LCA is an anomolous experience for me. For one week, I enter an intense, almost obsessive environment devoted to free software and playing with technology. For the other 51 weeks of the year I am largely surrounded by historians and theologians, as someone whose personal priority is history and theology but who also does a lot of work with free software. I cannot seem to avoid living in two worlds at the same time. I don’t have to make the worlds meet, but they could know more about each other. Applying free software to research in the humanities – and talking about why I do this – is one example. Another place where these worlds can meet is in education. My fellow students and teachers are exposed to free software web applications on a daily or weekly basis: Drupal at the United Faculty of Theology and Moodle at Trinity College.
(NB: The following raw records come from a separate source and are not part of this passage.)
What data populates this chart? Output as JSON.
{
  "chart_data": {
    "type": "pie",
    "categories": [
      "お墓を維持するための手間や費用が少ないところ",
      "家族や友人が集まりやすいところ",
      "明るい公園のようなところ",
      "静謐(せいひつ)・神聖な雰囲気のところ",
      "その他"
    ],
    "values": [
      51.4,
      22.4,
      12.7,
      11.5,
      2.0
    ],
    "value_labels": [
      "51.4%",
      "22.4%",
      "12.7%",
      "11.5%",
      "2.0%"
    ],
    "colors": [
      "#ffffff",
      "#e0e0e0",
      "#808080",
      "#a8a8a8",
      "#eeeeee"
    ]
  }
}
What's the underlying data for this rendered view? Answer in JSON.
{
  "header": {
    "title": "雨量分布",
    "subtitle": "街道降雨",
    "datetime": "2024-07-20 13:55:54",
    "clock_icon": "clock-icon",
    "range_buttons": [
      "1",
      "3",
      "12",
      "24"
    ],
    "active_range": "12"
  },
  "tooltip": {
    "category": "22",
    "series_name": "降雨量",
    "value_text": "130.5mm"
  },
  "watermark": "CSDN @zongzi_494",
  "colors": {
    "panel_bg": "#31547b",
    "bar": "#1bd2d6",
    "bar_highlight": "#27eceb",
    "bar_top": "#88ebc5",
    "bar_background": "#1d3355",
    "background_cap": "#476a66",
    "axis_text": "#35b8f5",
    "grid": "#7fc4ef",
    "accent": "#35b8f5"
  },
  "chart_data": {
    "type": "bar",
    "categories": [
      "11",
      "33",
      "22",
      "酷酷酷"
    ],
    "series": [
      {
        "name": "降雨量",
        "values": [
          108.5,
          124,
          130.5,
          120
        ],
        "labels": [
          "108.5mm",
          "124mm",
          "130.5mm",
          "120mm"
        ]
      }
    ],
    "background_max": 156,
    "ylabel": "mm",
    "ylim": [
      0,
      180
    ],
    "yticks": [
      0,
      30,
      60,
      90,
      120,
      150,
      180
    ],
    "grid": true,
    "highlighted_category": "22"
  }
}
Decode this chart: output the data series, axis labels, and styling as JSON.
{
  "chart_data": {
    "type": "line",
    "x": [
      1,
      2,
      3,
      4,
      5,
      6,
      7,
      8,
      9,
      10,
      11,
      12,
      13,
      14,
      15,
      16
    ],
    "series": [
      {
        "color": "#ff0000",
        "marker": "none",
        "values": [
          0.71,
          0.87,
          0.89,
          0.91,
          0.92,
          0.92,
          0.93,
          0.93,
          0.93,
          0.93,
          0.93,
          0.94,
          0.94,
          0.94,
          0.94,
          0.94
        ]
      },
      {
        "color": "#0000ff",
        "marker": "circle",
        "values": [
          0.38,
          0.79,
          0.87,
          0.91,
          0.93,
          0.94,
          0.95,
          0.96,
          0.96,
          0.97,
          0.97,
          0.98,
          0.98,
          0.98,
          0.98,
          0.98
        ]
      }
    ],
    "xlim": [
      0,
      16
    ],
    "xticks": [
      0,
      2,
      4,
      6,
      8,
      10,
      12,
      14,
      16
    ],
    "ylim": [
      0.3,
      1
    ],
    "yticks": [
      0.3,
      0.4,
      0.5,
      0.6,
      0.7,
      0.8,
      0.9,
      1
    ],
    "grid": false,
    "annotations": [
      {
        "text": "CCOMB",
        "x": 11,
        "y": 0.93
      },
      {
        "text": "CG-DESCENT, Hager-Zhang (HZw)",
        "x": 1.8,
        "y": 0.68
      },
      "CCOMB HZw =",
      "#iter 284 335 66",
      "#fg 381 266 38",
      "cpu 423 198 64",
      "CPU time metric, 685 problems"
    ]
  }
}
There are enough staff at these institutions who have an IT background or are able to learn to use these systems, but more could be done to raise awareness about free software in these environments.

LCA2010 presentation on humanities computing and FOSS

I just delivered my linux.conf.au presentation on using free and open source software in collaborative humanities research. I have presented on this topic at smaller events, including LCA miniconferences last year, but this was my first presentation in LCA’s main programme. I was more nervous than usual as this is such a prominent conference, and I made some of the speaking mistakes (speaking too quickly, going in circles) that I find embarrassing, but I think I did well enough for a first-time LCA speaker.

One of the more entertaining and well-known speakers in the FOSS community was speaking at the same time, so it is not surprising that I did not have a huge audience, and I would have found a larger one more intimidating anyway. The audience was responsive and good questions were asked, so I think the presentation did its job.

My biggest challenge in this talk was distilling into 35-40 minutes the work that I have been doing for the last two years, and the background principles and my own ruminations on the topic. I am scheduled to give a version of this talk to Linux Users of Victoria in later this year, and may also give a necessarily different version to a group of postgraduate history students. There is still a lot of work I want to do on becoming better acquainted with similar projects elsewhere, and reflecting on the principles of humanities computing. If I can maintain the energy, this would be a good opportunity to work on a series of articles, blog posts or presentations.